Zarandeada ya por la agenda de todo un curso, aflojada por el calor y menguada de ganas, una se encuentra a punto de escribir cosas como “marco incomparable” o “abanico de posibilidades”. Afortunadamente, la pluma guarda pundonor para levantar su gallardo estandarte contra esas expresiones que juntas están en la memoria mía y contra el buen gusto parecen conjuradas.
En las clases de lingüística, este tipo de combinaciones repetidas recibe el nombre de coapariciones. Son grupos de palabras que tienden habitualmente a unirse: “esfuerzo ímprobo”, “ignorancia supina”, “error garrafal”… No todas ellas están manidas ni vaciadas de significado, y aprenderlas es un reto para quienes estudian español como segunda lengua: decimos “cometer un error” y no tanto “hacer un error” porque hay una coaparición fijada. En inglés son collocations, por eso a veces se han denominado colocaciones; otros, con más inspiración, las han llamado solidaridades léxicas.

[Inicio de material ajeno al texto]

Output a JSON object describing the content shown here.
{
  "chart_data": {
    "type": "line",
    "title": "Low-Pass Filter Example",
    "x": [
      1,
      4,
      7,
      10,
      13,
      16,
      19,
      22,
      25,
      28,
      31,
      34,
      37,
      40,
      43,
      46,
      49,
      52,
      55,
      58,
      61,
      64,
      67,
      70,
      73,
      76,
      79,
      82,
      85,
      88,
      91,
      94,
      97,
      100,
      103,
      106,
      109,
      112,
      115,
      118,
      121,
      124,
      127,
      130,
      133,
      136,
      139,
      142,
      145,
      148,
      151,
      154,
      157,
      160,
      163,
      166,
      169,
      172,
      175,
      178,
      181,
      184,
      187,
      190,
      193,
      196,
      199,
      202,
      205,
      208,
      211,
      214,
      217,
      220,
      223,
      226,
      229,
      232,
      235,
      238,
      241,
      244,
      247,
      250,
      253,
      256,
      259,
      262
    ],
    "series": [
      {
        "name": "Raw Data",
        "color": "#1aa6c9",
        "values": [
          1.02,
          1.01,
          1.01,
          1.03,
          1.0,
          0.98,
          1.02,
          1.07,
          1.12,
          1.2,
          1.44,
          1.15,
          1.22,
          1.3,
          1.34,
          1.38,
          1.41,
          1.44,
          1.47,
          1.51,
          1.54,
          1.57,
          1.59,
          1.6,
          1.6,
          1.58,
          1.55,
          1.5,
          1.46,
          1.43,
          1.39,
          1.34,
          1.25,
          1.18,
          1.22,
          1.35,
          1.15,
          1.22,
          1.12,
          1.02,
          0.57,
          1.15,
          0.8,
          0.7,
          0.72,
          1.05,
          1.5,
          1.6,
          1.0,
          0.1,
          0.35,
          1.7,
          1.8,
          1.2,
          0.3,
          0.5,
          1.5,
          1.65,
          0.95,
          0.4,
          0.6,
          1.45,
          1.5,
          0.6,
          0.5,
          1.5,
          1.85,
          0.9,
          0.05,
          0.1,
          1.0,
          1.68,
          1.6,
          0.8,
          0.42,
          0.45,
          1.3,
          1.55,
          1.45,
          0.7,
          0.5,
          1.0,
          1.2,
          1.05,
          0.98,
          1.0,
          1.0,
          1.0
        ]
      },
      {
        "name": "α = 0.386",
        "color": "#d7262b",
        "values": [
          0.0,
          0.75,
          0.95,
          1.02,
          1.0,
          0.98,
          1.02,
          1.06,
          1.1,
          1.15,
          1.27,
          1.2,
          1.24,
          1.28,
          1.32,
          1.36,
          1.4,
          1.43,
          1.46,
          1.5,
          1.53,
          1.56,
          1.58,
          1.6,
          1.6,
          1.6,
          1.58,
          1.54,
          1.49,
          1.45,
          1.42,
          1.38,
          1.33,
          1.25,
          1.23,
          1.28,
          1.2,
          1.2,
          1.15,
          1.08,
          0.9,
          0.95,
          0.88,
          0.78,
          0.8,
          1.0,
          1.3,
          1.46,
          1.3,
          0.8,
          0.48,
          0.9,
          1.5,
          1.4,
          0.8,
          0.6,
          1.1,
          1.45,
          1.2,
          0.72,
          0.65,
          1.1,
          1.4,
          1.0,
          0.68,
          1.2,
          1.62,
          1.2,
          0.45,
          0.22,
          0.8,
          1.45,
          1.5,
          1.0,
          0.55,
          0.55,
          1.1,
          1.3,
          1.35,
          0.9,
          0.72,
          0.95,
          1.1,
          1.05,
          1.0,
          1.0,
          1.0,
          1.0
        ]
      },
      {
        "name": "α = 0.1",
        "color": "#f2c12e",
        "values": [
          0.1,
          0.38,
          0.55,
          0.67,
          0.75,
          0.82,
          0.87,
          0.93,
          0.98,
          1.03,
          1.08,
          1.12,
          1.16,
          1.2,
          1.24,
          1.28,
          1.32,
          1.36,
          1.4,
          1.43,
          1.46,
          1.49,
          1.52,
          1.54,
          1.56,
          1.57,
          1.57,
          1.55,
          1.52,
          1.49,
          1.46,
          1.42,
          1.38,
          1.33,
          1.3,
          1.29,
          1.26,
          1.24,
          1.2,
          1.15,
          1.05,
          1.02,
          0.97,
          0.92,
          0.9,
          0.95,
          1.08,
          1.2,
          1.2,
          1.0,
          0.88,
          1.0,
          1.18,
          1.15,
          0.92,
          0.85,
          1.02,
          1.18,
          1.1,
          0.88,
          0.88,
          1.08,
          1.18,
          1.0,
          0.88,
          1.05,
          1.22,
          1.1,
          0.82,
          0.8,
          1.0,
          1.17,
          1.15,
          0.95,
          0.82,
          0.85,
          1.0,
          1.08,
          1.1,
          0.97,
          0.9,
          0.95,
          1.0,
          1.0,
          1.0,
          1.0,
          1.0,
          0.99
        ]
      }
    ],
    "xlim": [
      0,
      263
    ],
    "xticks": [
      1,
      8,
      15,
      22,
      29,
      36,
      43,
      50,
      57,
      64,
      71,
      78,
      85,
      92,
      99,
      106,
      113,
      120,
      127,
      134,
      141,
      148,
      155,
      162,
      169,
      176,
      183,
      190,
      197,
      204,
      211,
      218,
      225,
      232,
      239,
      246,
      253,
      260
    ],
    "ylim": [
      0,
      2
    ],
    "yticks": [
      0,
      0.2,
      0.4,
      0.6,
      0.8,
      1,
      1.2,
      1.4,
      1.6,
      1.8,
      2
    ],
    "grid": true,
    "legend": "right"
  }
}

“Merecidas vacaciones” es una de esas solidaridades, una expresión que las hemerotecas empiezan a recoger hace solo un siglo, lo que revela que el concepto de vacaciones laborales y la normalización del derecho obrero a su disfrute es un logro tardío, insólito en el Antiguo Régimen, cuando la idea de trabajo se asociaba a un castigo divino e incuestionable. En torno a 1920 empieza a aparecer en los textos eso de “merecidas vacaciones” (y no tanto al revés: “vacaciones merecidas”); desde entonces la expresión prolifera en cuanto se acerca el verano.
Estudiar Filología enseña que hay hechos formales que favorecen o impiden la difusión de novedades. Y, en efecto, aquí hay un truco que puede explicar el éxito de la expresión. Saco la mano y hago mi particular cuenta de la vieja métrica: una, dos, tres… ocho sílabas. “Merecidas vacaciones” es un octosílabo, como “cálido recibimiento”, “enormes dificultades”, “condiciones leoninas” o “resistencia numantina”, otras coapariciones.
El enunciado de ocho sílabas es la medida que la cabeza hispánica mejor recuerda, por eso funciona muy bien popularmente: octosílabos son muchos de nuestros refranes o proverbios bimembres (“Y mañana Dios dirá”, “Más vale pájaro en mano”), octosílabos son grandes títulos de novelas (Cien años de soledad), consignas políticas célebres aunque sean trágicas (“Patria o muerte, venceremos”) o indignas (“Este no es tu referéndum”, dicho a los andaluces en 1980 con ocasión del acceso a la autonomía). La radio anunciaba en el siglo XX muchos productos con ripios octosílabos (“Para otoño madrileño / gabardinas Butragueño”) y suelen ser octosílabos los lemas publicitarios (“El secreto está en la masa” o “Renfe: tu tiempo importa”, afirmación impecable para una experiencia de usuario que ya no lo es).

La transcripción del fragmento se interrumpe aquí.